Cardiac Magnetic Resonance (CMR)
CMR is capable of assessing myocardial edema and fibrosis with high accuracy, reproducibility, and sensitivity. It is useful for the early diagnosis of CTRCD and serves as one of the primary diagnostic tools for ICI-related myocarditis.
Cardiac Biomarkers
Cardiac biomarkers include cTnI/TnT and BNP/NT-proBNP. Early myocardial injury caused by cancer therapy can be detected through elevated cTnI/TnT levels before a significant decline in LVEF occurs. BNP/NT-proBNP can assist in the diagnosis of CTRCD.
Endomyocardial Biopsy
Endomyocardial biopsy provides histological evidence of structural and pathological changes in the heart and is considered the gold standard for diagnosing CTRCD. For example, ICI-related myocarditis may present as multifocal inflammatory cell infiltration accompanied by myocardial cell necrosis. However, as an invasive procedure, myocardial biopsy is limited in its routine clinical application.
Diagnosis
Diagnostic criteria are outlined in Table 1.

Table 1 Classification and diagnostic criteria for CTRCD
Assessment and Monitoring
Prevention is prioritized over treatment in managing CTRCD in cancer patients. All patients should undergo baseline risk assessment before initiating cancer therapy to identify those at moderate or high risk early. High-risk patients should receive primary prevention with ACE inhibitors (ACEIs), angiotensin receptor blockers (ARBs), or beta-blockers. During cancer therapy, individualized monitoring plans should be developed based on baseline risk stratification. Long-term follow-up is recommended after cancer therapy to achieve comprehensive, lifelong management of CTRCD in cancer patients.

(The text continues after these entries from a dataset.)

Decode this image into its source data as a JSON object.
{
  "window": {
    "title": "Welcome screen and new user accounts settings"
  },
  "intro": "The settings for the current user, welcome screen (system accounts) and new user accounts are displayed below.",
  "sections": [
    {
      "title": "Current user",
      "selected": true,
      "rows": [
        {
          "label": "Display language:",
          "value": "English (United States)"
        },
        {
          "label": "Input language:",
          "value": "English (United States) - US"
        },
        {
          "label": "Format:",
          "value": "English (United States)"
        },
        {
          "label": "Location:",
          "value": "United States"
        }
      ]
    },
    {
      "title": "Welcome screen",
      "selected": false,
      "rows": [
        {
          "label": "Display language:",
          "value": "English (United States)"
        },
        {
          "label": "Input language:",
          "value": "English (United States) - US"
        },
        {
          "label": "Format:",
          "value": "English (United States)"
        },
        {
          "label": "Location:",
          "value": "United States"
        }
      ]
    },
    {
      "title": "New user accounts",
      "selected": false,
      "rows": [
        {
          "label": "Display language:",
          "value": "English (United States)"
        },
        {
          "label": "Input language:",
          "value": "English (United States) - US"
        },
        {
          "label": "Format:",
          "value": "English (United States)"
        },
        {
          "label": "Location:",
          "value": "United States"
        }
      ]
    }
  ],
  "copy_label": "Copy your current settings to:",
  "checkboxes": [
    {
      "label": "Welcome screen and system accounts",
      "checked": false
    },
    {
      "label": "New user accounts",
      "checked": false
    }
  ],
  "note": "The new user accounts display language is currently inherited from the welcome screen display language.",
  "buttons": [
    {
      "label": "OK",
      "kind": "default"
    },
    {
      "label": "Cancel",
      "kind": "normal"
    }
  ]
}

Table 2 Baseline risk factors and risk stratification for CTRCD
Note: Meeting any one of the cancer therapy-related or patient-related risk factors qualifies for the corresponding risk stratification level.
Treatment
Patients with symptomatic CTRCD or asymptomatic moderate-to-severe CTRCD should be treated with ACEIs/ARBs/ARNIs, beta-blockers, sodium-glucose co-transporter 2 inhibitors (SGLT2is), and mineralocorticoid receptor antagonists. For mild, asymptomatic CTRCD, the use of ACEIs/ARBs and/or beta-blockers should be considered, while cancer therapy may continue uninterrupted.
For anthracycline-induced CTRCD, if continued anthracycline-based chemotherapy is considered, measures such as dose reduction, switching to liposomal doxorubicin, or using dexrazoxane in addition to ACEIs/ARBs and beta-blockers may help reduce the risk of CTRCD.
For patients with ICI-related myocarditis, glucocorticoids are the first-line treatment in addition to symptomatic management. Other treatment options include immunosuppressants (e.g., mycophenolate mofetil, tacrolimus), small molecule targeted drugs (e.g., tofacitinib), immunoglobulins, and non-pharmacological therapies such as plasmapheresis.